Calma, não acabou. Discutimos também se o
influenciador eleito deputado federal Nikolas Ferreira, apoiador de Bolsonaro,
foi flagrado fazendo sexo oral noutro homem. Discutimos também se Damares
Alves, ex-ministra de Bolsonaro, mentiu, prevaricou ou disse a verdade quando
relatou que os dentes de meninas foram arrancados para que fizessem sexo oral
em homens na condição de escravas sexuais. Finalmente, discutimos se o boné de
Lula com a inscrição CPX mostrava vínculo com a comunidade do Complexo do
Alemão ou se era sinal de que ele era “cupinxa” (sic) do crime organizado.
Deixei de fora do relato as controvérsias “menores”. E lembrem: faltam ainda as
duas últimas semanas de campanha, as mais decisivas.

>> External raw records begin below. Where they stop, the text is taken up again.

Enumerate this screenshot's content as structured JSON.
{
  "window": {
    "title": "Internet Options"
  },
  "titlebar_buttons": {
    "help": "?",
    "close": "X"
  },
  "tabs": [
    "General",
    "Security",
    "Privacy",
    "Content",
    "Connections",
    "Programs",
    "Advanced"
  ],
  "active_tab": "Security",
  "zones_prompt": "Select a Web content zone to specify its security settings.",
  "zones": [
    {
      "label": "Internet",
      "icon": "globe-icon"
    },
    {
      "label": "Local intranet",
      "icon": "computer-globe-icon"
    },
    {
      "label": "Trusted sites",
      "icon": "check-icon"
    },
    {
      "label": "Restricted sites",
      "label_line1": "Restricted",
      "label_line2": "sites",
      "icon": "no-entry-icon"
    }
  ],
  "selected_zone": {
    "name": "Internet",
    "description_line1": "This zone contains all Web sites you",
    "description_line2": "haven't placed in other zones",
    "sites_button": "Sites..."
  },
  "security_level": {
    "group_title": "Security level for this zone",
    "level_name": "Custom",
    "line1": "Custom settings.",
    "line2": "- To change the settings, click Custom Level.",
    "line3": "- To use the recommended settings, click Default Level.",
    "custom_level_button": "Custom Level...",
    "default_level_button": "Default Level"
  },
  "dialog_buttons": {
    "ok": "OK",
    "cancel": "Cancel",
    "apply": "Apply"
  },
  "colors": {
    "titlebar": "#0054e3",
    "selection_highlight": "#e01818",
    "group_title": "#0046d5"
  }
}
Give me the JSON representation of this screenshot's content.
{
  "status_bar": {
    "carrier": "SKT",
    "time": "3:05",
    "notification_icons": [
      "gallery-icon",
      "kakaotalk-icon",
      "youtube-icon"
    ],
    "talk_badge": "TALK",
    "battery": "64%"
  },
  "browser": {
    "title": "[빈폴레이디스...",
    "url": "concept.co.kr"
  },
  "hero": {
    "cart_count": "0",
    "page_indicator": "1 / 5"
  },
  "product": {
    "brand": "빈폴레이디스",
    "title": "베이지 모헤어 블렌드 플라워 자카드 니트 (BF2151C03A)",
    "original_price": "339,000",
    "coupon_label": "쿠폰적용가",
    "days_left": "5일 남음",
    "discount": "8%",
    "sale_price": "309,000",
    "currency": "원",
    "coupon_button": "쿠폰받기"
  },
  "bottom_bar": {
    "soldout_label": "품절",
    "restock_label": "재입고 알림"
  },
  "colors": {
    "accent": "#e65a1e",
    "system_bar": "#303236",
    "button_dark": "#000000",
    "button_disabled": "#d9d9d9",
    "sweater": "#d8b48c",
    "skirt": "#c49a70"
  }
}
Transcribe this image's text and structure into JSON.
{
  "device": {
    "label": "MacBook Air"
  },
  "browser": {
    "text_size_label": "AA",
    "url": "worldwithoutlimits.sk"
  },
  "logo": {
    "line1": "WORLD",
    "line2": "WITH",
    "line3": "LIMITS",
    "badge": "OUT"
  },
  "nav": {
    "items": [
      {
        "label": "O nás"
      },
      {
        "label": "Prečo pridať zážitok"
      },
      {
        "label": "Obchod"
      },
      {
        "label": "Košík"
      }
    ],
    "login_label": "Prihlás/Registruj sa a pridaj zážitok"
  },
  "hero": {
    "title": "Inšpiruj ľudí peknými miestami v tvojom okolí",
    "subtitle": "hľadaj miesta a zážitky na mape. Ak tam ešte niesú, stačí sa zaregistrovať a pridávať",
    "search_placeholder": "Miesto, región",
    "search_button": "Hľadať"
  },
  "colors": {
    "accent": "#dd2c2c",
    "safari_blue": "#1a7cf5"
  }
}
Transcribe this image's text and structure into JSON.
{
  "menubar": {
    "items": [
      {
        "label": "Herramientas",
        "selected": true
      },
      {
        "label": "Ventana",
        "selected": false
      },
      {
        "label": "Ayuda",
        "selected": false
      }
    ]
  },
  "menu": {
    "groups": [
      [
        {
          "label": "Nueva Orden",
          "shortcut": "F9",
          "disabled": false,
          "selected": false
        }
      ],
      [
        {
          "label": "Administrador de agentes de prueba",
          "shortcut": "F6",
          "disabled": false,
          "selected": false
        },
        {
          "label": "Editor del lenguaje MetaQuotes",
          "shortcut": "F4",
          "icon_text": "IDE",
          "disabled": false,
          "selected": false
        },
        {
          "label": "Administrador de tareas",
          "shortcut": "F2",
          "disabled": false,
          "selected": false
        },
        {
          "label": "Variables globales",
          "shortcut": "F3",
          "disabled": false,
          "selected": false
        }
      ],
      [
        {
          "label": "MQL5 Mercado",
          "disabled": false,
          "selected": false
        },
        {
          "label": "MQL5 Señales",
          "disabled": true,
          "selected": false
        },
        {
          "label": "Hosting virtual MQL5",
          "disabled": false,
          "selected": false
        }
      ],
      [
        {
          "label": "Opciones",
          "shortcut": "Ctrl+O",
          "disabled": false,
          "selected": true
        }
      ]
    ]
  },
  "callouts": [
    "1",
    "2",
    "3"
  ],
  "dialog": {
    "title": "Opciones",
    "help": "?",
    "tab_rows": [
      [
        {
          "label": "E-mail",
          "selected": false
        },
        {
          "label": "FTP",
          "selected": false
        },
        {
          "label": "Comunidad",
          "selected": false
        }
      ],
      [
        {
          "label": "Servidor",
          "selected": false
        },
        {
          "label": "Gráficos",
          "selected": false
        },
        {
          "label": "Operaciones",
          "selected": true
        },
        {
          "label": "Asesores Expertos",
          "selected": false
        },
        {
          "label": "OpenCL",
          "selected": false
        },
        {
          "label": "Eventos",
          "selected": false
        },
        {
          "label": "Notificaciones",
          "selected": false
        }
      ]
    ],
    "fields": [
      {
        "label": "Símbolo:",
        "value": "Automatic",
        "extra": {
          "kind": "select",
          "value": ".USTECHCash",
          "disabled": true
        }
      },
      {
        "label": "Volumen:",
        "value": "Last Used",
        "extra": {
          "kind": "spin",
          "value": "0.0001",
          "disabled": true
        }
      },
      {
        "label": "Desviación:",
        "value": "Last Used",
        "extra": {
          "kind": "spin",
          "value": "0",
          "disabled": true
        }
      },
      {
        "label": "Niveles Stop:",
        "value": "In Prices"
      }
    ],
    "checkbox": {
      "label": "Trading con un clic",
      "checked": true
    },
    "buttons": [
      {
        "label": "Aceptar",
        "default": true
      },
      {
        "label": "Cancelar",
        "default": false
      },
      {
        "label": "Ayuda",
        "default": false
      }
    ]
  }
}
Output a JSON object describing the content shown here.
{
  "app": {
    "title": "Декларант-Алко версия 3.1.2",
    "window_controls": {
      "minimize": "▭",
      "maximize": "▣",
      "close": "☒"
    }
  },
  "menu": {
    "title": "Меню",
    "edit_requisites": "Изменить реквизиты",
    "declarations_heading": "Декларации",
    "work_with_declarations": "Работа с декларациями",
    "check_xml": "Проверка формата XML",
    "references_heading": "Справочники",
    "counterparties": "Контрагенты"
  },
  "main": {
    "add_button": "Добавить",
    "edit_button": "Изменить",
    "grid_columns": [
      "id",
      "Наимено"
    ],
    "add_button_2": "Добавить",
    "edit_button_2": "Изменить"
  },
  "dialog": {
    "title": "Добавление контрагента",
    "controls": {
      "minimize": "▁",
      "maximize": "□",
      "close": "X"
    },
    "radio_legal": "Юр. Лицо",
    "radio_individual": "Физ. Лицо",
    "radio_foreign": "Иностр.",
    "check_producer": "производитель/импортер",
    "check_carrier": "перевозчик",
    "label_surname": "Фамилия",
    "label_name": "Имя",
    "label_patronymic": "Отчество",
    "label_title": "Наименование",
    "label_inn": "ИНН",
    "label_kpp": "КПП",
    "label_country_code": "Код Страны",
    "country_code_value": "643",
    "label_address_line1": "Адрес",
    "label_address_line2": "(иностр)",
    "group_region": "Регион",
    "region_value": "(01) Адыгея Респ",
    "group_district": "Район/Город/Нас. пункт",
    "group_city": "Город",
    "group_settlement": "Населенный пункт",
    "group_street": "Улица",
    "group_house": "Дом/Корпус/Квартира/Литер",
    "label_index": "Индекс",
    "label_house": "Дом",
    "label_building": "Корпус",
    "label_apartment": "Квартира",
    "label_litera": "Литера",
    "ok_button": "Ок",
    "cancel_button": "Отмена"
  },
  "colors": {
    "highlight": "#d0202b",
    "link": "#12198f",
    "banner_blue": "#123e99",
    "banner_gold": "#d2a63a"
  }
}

No passado, esse jogo sujo trafegava na
forma de boato ou de correntes de WhatsApp. Nesta eleição, quase todo o esgoto
foi veiculado no rádio e na TV. A diferença entre a campanha oficial e a
campanha B desapareceu.
Não discutimos como estruturar a política
de transferência de renda, quais devem ser suas fontes de financiamento, se
devemos remunerar melhor famílias com mais filhos, se deve haver condicionantes
e quais seriam, nem se o valor é adequado e qual deveria ser o fator e a temporalidade
da correção. Não discutimos o endividamento das famílias nem se as propostas de
refinanciar as dívidas são exequíveis e devem ser prioritárias. Não discutimos
se faremos a reforma tributária e se ela deve se restringir à introdução do
Imposto sobre Valor Agregado reunindo vários tributos sobre consumo nem se
reformamos também o Imposto de Renda criando mais faixas e pondo fim a alguns
abatimentos ou se tributaremos mesmo juros e dividendos e em que medida. Enfim,
não discutimos nada que interessa. Os dois candidatos nem sequer apresentaram
um plano de governo digno do nome. Bolsonaro porque não se importa com política
pública, e Lula porque não quer que um programa claro de governo crie embaraços
para a construção de sua frente ampla.
A sociedade está mais dividida do que
nunca, e esta campanha imunda seguramente não unirá os brasileiros. Eu me
pergunto que tipo de democracia é esta a preservar, em que as pessoas não
conseguem mais conviver. E me pergunto também que tipo de civilização é esta em
que, se Lula vencer, a grande lição será que, para ser eficaz na disputa
política, é preciso ser mais vil e rasteiro que o adversário.
3 comentários:
Ortellado é fruto da malfada revolta de 2013. Um tipo de gente que acha que consegue ser "neutro", pero no mucho. Seu odio ao PT vem de longa data, desde o CMI nos idos anos 2000. Pois bem, dito isto a coluna acima é a expressão do idealismo juvenil que ainda nutre o articulista. Ele quer que a campanha de lula seja de propostas com quem joga sujo. Me pergunto se promessas de campanha e propostas modorrentas conseguem viralizar ou alcançar a consciência das pessoas. No mundo real onde a disputa pelo poder é visceral nao responder aos ataques a mesma altura é ser ingênuo. Que bom que o PT aprendeu a dar a resposta na mesma moeda e com as mesmaa armas.
Bolsonaro me lembra o SUJISMUNDO, só que muito piorado...
Tudo que falaram sobre Bolsonaro é real,ele disse com clareza que comeria carne humana.